O tema que hoje trouxe para apontamento é provavelmente o mais importante, na actualidade, para um País em catastrófica situação e em urgência quanto à possível terapêutica e cura. Infelizmente, a necessária discussão sai inquinada por obstinação ideológica ou por luta política travada em termos de demagogia. Suponho que isso seria sempre mais ou menos inevitável, ao fim e ao cabo a luta democrática faz-se em termos de curto prazo e a longo prazo estamos todos mortos. Como dizia Lloyd George, ainda no primeiro quartel do século XX, as medidas previdenciais trazem votos ou não tivessem como beneficiários as franjas mais amplas da população.

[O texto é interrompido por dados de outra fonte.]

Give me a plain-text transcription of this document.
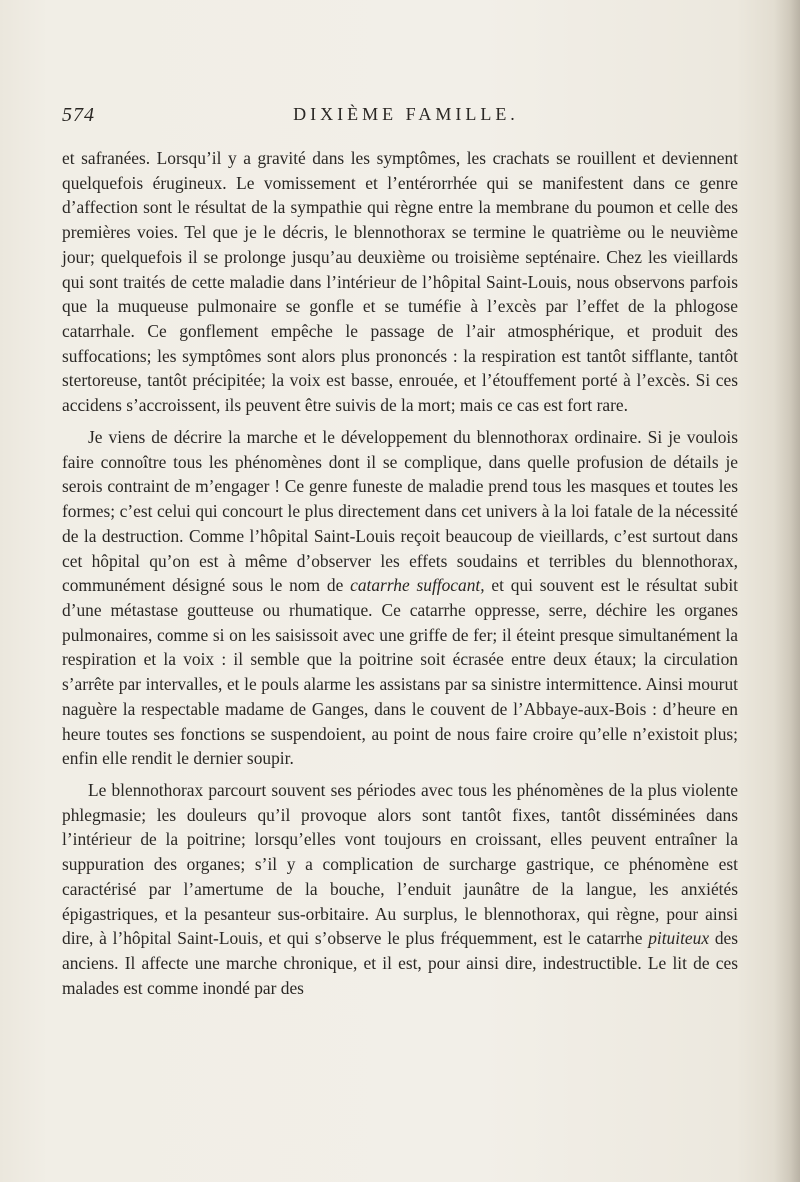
574	DIXIÈME FAMILLE.

et safranées. Lorsqu’il y a gravité dans les symptômes, les crachats se rouillent et deviennent quelquefois érugineux. Le vomissement et l’entérorrhée qui se manifestent dans ce genre d’affection sont le résultat de la sympathie qui règne entre la membrane du poumon et celle des premières voies. Tel que je le décris, le blennothorax se termine le quatrième ou le neuvième jour; quelquefois il se prolonge jusqu’au deuxième ou troisième septénaire. Chez les vieillards qui sont traités de cette maladie dans l’intérieur de l’hôpital Saint-Louis, nous observons parfois que la muqueuse pulmonaire se gonfle et se tuméfie à l’excès par l’effet de la phlogose catarrhale. Ce gonflement empêche le passage de l’air atmosphérique, et produit des suffocations; les symptômes sont alors plus prononcés : la respiration est tantôt sifflante, tantôt stertoreuse, tantôt précipitée; la voix est basse, enrouée, et l’étouffement porté à l’excès. Si ces accidens s’accroissent, ils peuvent être suivis de la mort; mais ce cas est fort rare.

Je viens de décrire la marche et le développement du blennothorax ordinaire. Si je voulois faire connoître tous les phénomènes dont il se complique, dans quelle profusion de détails je serois contraint de m’engager ! Ce genre funeste de maladie prend tous les masques et toutes les formes; c’est celui qui concourt le plus directement dans cet univers à la loi fatale de la nécessité de la destruction. Comme l’hôpital Saint-Louis reçoit beaucoup de vieillards, c’est surtout dans cet hôpital qu’on est à même d’observer les effets soudains et terribles du blennothorax, communément désigné sous le nom de catarrhe suffocant, et qui souvent est le résultat subit d’une métastase goutteuse ou rhumatique. Ce catarrhe oppresse, serre, déchire les organes pulmonaires, comme si on les saisissoit avec une griffe de fer; il éteint presque simultanément la respiration et la voix : il semble que la poitrine soit écrasée entre deux étaux; la circulation s’arrête par intervalles, et le pouls alarme les assistans par sa sinistre intermittence. Ainsi mourut naguère la respectable madame de Ganges, dans le couvent de l’Abbaye-aux-Bois : d’heure en heure toutes ses fonctions se suspendoient, au point de nous faire croire qu’elle n’existoit plus; enfin elle rendit le dernier soupir.

Le blennothorax parcourt souvent ses périodes avec tous les phénomènes de la plus violente phlegmasie; les douleurs qu’il provoque alors sont tantôt fixes, tantôt disséminées dans l’intérieur de la poitrine; lorsqu’elles vont toujours en croissant, elles peuvent entraîner la suppuration des organes; s’il y a complication de surcharge gastrique, ce phénomène est caractérisé par l’amertume de la bouche, l’enduit jaunâtre de la langue, les anxiétés épigastriques, et la pesanteur sus-orbitaire. Au surplus, le blennothorax, qui règne, pour ainsi dire, à l’hôpital Saint-Louis, et qui s’observe le plus fréquemment, est le catarrhe pituiteux des anciens. Il affecte une marche chronique, et il est, pour ainsi dire, indestructible. Le lit de ces malades est comme inondé par des
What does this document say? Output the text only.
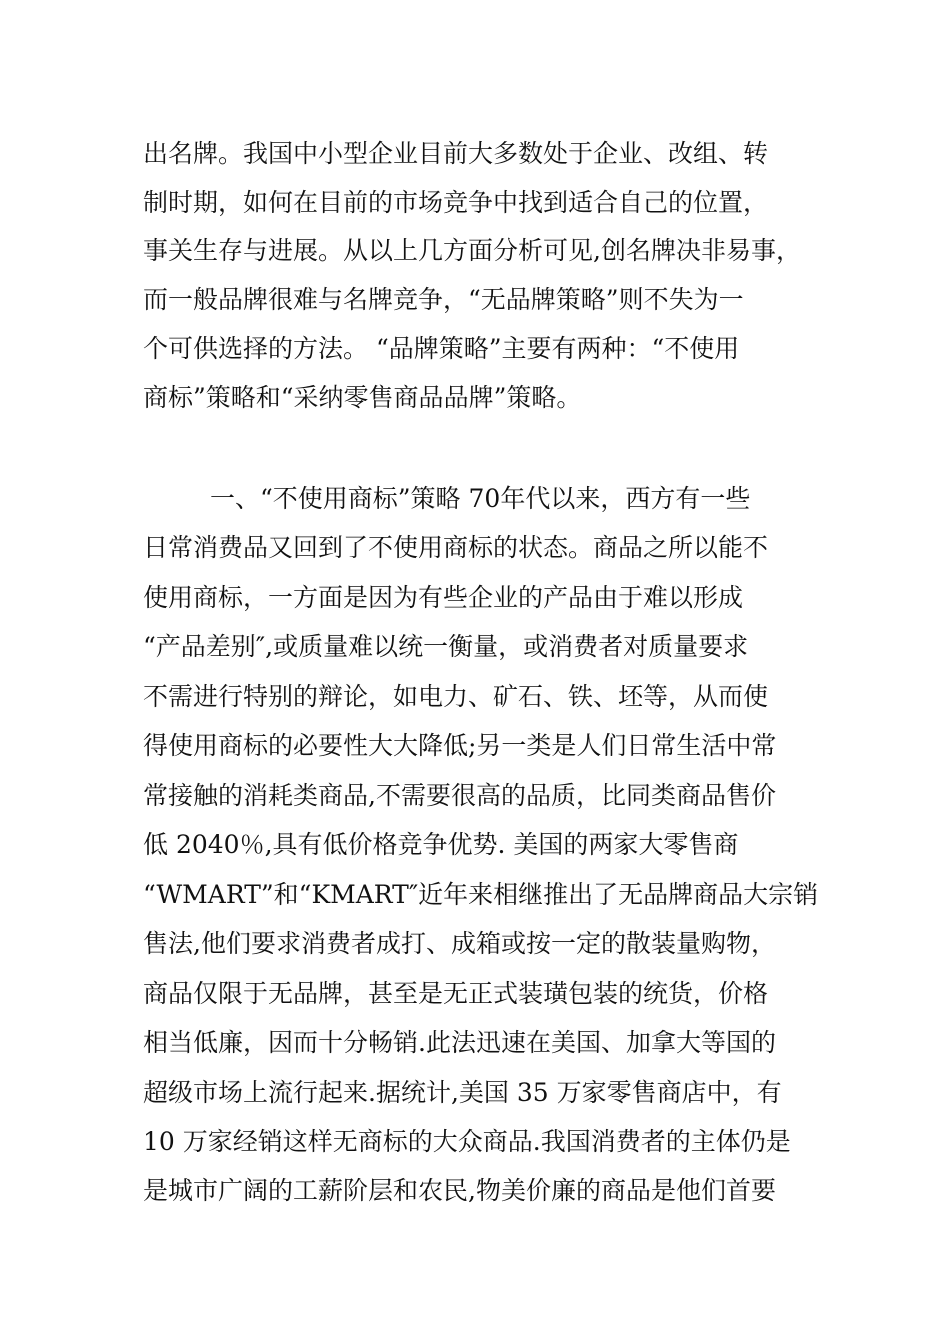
出名牌。我国中小型企业目前大多数处于企业、改组、转

制时期，如何在目前的市场竞争中找到适合自己的位置，

事关生存与进展。从以上几方面分析可见,创名牌决非易事，

而一般品牌很难与名牌竞争，“无品牌策略”则不失为一

个可供选择的方法。 “品牌策略”主要有两种：“不使用

商标”策略和“采纳零售商品品牌”策略。

一、“不使用商标”策略 70年代以来，西方有一些

日常消费品又回到了不使用商标的状态。商品之所以能不

使用商标，一方面是因为有些企业的产品由于难以形成

“产品差别″,或质量难以统一衡量，或消费者对质量要求

不需进行特别的辩论，如电力、矿石、铁、坯等，从而使

得使用商标的必要性大大降低;另一类是人们日常生活中常

常接触的消耗类商品,不需要很高的品质，比同类商品售价

低 2040％,具有低价格竞争优势. 美国的两家大零售商

“WMART”和“KMART″近年来相继推出了无品牌商品大宗销

售法,他们要求消费者成打、成箱或按一定的散装量购物，

商品仅限于无品牌，甚至是无正式装璜包装的统货，价格

相当低廉，因而十分畅销.此法迅速在美国、加拿大等国的

超级市场上流行起来.据统计,美国 35 万家零售商店中，有

10 万家经销这样无商标的大众商品.我国消费者的主体仍是

是城市广阔的工薪阶层和农民,物美价廉的商品是他们首要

Ou fazem perder votos, pois a moeda tem duas faces. Daqui resulta que um adequado consenso nos partidos do arco da governação é imperativo e os jogos de florete no limite do precipício são bons para os filmes do Indiana Jones mas execráveis e irresponsáveis para quem tem responsabilidades de poder. E o ideal seria mesmo o consenso porque o corte de expectativas será de tal ordem que a impopularidade terá de ser repartida, o discurso deverá ser idêntico, esclarecedor e persuasivo e a execução perdurando no tempo. Infelizmente agora não se abrirá a possibilidade que aconteceu com a reforma da Segurança Social promovida pelo ministro Vieira da Silva pois o diferimento temporal dos cortes fez passar despercebida a dor àquelas que a vão suportar, mas não imediatamente.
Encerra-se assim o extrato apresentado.